ATHENS (Reuters) - Greece’s parliament narrowly passed a bill early on Saturday that will allow foreign private universities to set up branches in the country, bucking weeks of protests by students who say the move will devalue degrees from public universities.
The legislation was approved by 159 lawmakers in the 300-seat parliament.
Prime Minister Kyriakos Mitsotakis said it will help reverse an exodus of tens of thousands of Greek students to universities abroad, a drag on an economy still recovering from a decade-long financial crisis.
The bill will also help align Greece with the rest of the European Union and boost competition in higher education, he said in a speech to lawmakers.
Students have been protesting peacefully for weeks against the bill. On Friday afternoon thousands of students rallied outside parliament holding banners reading "no to private universities". A group of protesters who peeled off from the main group threw petrol bombs at police, who responded with teargas.

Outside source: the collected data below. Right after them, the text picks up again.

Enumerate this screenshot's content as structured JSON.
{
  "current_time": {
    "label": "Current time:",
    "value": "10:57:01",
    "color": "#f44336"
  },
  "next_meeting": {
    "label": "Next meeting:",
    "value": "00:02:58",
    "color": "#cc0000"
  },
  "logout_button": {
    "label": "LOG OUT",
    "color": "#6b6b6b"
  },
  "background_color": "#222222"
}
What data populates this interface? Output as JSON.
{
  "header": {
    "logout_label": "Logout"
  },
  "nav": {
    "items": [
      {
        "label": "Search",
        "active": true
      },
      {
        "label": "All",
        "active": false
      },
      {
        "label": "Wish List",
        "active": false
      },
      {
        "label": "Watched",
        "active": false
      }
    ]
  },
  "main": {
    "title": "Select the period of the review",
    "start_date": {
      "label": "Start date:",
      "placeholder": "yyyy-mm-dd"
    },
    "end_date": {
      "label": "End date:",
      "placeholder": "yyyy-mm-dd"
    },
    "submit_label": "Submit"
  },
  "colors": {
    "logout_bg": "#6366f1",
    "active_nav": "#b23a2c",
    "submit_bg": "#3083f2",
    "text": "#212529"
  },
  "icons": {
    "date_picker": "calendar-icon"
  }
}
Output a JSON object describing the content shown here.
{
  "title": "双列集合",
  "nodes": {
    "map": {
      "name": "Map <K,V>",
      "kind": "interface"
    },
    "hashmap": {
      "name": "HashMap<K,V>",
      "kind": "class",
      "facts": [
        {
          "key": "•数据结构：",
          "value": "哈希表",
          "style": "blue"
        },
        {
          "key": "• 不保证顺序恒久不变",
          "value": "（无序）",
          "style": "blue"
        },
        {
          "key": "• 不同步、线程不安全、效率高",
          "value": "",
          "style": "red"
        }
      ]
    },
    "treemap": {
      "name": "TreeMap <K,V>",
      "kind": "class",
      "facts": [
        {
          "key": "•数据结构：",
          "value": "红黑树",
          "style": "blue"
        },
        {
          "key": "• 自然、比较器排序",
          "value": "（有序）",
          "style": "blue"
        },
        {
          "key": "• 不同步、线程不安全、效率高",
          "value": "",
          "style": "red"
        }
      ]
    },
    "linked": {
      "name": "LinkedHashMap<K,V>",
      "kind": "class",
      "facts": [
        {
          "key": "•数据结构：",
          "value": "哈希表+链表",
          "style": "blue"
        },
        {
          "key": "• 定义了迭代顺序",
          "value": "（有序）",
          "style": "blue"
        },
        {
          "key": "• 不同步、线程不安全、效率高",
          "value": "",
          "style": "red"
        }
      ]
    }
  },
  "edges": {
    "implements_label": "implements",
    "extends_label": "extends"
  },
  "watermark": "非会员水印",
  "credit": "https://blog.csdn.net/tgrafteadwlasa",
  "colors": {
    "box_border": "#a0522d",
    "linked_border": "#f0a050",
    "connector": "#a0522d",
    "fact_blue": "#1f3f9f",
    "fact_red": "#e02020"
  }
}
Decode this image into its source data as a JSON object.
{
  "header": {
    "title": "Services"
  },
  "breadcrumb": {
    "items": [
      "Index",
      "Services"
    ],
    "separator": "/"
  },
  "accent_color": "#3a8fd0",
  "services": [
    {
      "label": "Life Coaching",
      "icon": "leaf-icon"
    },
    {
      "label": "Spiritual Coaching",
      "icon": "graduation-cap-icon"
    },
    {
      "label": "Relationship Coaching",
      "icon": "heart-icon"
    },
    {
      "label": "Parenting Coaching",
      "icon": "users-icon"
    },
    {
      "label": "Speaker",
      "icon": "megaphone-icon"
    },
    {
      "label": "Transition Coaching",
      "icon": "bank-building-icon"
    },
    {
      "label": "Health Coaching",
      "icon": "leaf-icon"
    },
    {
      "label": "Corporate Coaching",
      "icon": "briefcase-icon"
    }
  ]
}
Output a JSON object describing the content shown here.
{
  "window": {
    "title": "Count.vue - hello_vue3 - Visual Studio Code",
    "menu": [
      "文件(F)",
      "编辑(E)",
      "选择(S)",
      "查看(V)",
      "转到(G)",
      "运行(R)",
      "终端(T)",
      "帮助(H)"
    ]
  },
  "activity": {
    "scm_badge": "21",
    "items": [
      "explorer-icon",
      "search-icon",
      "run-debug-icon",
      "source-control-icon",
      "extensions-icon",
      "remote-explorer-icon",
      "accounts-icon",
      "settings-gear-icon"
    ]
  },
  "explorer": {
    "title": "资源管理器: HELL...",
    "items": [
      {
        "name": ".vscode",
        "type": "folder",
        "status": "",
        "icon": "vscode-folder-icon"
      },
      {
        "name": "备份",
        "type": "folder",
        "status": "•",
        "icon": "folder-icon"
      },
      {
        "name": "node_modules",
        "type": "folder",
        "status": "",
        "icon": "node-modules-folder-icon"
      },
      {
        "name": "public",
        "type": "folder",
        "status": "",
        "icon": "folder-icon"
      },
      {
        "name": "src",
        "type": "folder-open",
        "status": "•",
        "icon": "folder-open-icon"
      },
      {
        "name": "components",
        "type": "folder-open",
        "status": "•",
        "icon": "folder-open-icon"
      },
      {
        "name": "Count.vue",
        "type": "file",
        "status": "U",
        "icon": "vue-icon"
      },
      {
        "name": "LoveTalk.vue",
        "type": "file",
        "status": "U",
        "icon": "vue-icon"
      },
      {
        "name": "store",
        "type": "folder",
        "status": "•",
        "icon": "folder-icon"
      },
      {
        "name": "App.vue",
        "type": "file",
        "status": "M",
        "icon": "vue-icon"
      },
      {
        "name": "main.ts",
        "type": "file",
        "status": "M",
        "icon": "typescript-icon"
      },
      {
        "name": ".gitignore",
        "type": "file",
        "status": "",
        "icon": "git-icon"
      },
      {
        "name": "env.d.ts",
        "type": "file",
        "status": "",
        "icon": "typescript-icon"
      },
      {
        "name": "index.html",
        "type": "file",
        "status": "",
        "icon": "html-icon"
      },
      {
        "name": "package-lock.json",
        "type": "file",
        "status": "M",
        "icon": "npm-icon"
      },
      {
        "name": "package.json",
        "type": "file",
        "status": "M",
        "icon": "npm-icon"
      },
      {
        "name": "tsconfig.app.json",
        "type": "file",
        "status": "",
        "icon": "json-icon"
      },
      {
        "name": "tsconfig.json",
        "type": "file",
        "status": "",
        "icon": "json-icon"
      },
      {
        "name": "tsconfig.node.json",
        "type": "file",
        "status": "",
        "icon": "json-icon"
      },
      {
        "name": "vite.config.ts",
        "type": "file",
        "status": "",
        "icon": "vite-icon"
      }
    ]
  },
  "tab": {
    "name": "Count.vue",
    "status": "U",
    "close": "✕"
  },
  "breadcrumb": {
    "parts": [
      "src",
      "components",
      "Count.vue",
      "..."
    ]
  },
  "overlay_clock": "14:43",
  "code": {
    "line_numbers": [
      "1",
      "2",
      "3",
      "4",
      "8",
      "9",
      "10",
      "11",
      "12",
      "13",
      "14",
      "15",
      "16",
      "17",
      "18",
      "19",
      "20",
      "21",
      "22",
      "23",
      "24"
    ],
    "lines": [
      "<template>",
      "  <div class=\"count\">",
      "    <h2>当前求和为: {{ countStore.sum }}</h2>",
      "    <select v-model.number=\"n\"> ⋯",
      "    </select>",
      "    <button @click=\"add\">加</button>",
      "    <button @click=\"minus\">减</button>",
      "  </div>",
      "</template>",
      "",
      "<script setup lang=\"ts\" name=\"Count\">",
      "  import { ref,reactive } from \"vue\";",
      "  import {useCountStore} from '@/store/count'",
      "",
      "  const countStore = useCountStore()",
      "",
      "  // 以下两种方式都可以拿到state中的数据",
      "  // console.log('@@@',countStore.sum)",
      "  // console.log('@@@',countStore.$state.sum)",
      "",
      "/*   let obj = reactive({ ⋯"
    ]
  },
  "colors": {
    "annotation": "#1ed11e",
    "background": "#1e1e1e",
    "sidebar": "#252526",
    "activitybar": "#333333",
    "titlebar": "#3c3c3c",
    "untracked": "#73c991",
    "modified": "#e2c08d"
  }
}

"We are scared that ... if we do manage to graduate we'll never be able to get a job anywhere," said Stratos Katselis, 25. "No young person today can make any kind of plan for the future. All we see are dead ends."
The university bill is part of a government reform agenda that also includes a same sex marriage law that was passed last month.
Greece spends 3%-4% of its annual economic output on education, below the EU average. Mitsotakis, who won a second term in June last year, said the bill stipulated increased funding for state universities.